A while ago I was honoured to keynote at JP Morgan, in London, as part of Women’s History Month. I spoke about my 19-year journey in cyber security, and how I transitioned from being nominated as a Young British designer in my twenties to one of the UK’s top cyber security influencers. I shared my failures, and ten important lessons I’d learnt along the way. I also spoke about how men ARE a big part of the answer to redressing the gender diversity balance in cyber security.
Although there’s a lot of talk about equality or better still equity, women are perceived as belonging to the outside of power. You can hear this in the words that are used – in shared metaphors like ‘knocking on the door’; ‘storming the citadel’, or ‘smashing the glass ceiling’, and so on. Sadly, phrases like these undermine women, as they imply that women have to break down barriers, or alternatively that they’ve to take something that doesn’t quite naturally belong to them.
Women can’t be fitted into the workplace and reap all of the opportunities that could be afforded to them until the system that was originally engineered by men for men evolves.
I don’t blame men for this.
Until things change, women need to learn how to play the system (or game, as I like to call it), which is entirely possible, as it’s flawed. But, we also need to accept that we cannot hope to change things permanently without the backing of men, and that means educating them and including them.
In cyber security men are 90% of our industry, and they are the key to helping us transform the balance. Men are the change makers. But, only if ‘women-in’ and the division ceases. It has to stop being about ‘them and us’ – men and women. When I entered the industry nearly twenty years ago it was never like this. No one actually cared if you were a man or a woman.

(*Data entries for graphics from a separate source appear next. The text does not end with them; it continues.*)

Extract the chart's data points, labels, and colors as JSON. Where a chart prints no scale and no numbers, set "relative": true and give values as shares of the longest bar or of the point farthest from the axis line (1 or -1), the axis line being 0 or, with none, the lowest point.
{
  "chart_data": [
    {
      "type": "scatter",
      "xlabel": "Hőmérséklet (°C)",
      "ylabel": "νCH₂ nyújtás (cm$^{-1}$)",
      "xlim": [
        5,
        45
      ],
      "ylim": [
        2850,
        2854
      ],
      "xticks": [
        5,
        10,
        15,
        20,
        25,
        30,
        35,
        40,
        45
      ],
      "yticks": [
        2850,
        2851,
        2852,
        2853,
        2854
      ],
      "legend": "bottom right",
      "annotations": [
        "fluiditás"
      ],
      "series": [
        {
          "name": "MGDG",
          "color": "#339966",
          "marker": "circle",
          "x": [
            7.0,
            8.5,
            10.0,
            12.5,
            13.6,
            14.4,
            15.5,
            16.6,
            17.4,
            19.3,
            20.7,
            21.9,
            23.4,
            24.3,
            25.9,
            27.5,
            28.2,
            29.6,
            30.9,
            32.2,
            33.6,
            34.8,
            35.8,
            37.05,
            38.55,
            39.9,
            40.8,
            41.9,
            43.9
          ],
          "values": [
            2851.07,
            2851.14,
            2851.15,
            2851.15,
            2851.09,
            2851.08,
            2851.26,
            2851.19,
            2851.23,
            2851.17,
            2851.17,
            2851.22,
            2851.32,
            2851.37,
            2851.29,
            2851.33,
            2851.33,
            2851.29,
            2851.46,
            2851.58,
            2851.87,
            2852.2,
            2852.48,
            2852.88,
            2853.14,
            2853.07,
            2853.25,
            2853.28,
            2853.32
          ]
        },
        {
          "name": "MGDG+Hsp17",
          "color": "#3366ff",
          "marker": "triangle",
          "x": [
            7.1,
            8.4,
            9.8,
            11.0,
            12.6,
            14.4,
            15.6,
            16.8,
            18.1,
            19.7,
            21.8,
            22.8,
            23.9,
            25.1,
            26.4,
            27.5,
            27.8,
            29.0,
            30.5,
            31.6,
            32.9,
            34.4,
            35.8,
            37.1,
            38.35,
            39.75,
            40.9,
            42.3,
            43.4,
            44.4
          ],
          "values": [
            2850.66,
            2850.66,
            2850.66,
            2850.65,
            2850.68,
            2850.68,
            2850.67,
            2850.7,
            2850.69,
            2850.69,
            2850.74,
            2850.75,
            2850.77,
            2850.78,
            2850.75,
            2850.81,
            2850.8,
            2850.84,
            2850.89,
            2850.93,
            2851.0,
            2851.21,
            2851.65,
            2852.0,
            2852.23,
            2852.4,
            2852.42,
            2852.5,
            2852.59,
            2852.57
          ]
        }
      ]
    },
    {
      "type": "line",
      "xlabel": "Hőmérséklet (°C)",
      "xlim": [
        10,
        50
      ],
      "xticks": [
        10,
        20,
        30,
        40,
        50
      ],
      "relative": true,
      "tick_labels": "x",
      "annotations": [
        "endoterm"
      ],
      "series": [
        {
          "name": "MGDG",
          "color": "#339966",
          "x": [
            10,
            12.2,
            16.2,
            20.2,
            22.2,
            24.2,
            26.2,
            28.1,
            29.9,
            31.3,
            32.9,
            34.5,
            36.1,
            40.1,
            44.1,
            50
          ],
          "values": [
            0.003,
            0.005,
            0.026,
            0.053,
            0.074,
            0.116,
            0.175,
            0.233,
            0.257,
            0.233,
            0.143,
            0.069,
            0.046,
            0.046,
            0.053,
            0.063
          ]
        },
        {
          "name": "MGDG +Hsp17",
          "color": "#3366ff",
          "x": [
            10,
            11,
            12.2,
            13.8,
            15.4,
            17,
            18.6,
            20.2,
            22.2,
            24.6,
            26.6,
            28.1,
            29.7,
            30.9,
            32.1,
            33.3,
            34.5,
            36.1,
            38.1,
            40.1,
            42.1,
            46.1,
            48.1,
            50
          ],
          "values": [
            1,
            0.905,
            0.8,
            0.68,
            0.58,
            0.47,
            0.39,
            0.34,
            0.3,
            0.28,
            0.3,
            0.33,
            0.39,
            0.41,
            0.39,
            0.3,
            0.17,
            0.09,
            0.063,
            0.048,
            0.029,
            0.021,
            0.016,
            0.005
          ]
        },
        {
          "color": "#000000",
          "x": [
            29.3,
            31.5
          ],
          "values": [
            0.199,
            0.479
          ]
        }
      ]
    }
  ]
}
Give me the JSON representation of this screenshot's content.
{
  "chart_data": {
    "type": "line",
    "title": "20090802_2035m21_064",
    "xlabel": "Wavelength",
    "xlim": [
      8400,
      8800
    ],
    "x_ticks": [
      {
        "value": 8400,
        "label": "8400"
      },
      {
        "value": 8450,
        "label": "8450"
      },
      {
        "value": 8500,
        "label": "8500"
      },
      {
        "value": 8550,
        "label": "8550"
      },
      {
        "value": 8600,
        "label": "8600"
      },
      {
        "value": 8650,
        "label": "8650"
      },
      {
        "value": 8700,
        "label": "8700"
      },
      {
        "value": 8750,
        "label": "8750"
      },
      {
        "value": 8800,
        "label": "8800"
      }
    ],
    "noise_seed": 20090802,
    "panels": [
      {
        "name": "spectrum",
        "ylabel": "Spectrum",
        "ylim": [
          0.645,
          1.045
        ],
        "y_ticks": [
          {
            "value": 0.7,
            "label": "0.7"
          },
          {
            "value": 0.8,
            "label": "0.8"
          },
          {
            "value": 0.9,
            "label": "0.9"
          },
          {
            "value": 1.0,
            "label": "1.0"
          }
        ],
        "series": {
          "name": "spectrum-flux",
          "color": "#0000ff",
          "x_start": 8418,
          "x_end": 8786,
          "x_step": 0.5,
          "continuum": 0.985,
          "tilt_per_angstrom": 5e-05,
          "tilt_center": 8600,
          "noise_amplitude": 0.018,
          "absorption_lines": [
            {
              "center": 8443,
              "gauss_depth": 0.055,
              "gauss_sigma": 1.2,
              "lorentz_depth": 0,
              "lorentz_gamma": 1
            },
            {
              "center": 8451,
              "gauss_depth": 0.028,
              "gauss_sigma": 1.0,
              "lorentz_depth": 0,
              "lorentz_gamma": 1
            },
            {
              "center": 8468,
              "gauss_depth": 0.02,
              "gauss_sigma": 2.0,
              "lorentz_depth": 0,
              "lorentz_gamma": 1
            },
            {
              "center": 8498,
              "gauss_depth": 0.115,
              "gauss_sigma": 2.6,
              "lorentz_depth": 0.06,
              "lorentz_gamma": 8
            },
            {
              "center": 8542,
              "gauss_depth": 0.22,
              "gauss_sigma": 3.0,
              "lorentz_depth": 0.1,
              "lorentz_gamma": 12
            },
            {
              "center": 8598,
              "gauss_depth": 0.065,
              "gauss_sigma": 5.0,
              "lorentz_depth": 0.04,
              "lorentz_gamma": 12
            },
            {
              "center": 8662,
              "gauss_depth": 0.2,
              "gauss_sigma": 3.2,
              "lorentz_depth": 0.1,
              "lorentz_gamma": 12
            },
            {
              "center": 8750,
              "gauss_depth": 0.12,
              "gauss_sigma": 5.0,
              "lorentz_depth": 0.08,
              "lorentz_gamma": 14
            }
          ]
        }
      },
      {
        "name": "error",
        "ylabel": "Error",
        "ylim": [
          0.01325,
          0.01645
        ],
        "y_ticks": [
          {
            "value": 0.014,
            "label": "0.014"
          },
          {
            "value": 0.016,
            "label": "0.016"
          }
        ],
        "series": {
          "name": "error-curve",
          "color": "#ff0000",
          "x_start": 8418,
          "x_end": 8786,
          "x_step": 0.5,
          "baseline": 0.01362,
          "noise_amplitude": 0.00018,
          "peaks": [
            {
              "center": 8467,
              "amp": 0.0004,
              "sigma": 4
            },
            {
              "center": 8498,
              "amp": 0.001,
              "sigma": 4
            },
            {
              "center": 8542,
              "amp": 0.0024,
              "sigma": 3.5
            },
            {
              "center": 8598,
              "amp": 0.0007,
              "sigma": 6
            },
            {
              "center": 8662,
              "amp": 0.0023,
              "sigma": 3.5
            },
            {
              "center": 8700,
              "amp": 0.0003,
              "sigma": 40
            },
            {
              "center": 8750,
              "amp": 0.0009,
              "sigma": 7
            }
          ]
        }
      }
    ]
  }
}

I believe if we’re going to change things and alter the balance, it has to be about performance, and as a result I believe men should NOT be excluded.
As a mother of two sons and a daughter, and someone who loves working with men and cool women, I know that good men – the majority of our industry – want to help. I know that many have daughters and wish them bright future careers where they’re able to fulfil their potential. I also know that many men are being inadvertently ostracised with some of these well-meaning initiatives and made to feel like they’re the problem. I even witnessed a man at an event recently apologising for this.
So let’s be clear. Men are NOT the problem. They’re the SOLUTION. The problem is the SYSTEM.
I know that men want to change the system for themselves too. They not only want more women in the industry, as it’s more fun and normal, but they want to improve their situation. They want more of a work-life balance, to be around for their children, and to stop being penalised for wanting to take paternity leave, or to take time off with their children or families.
To conclude, I firmly believe:
That we’re ONE team in cyber security. That we’re stronger TOGETHER. That there’s no ‘them and us.’ No men verses women. And, that no one sex is better than another.
However, I do believe that men and women are different. And, that’s a GOOD thing.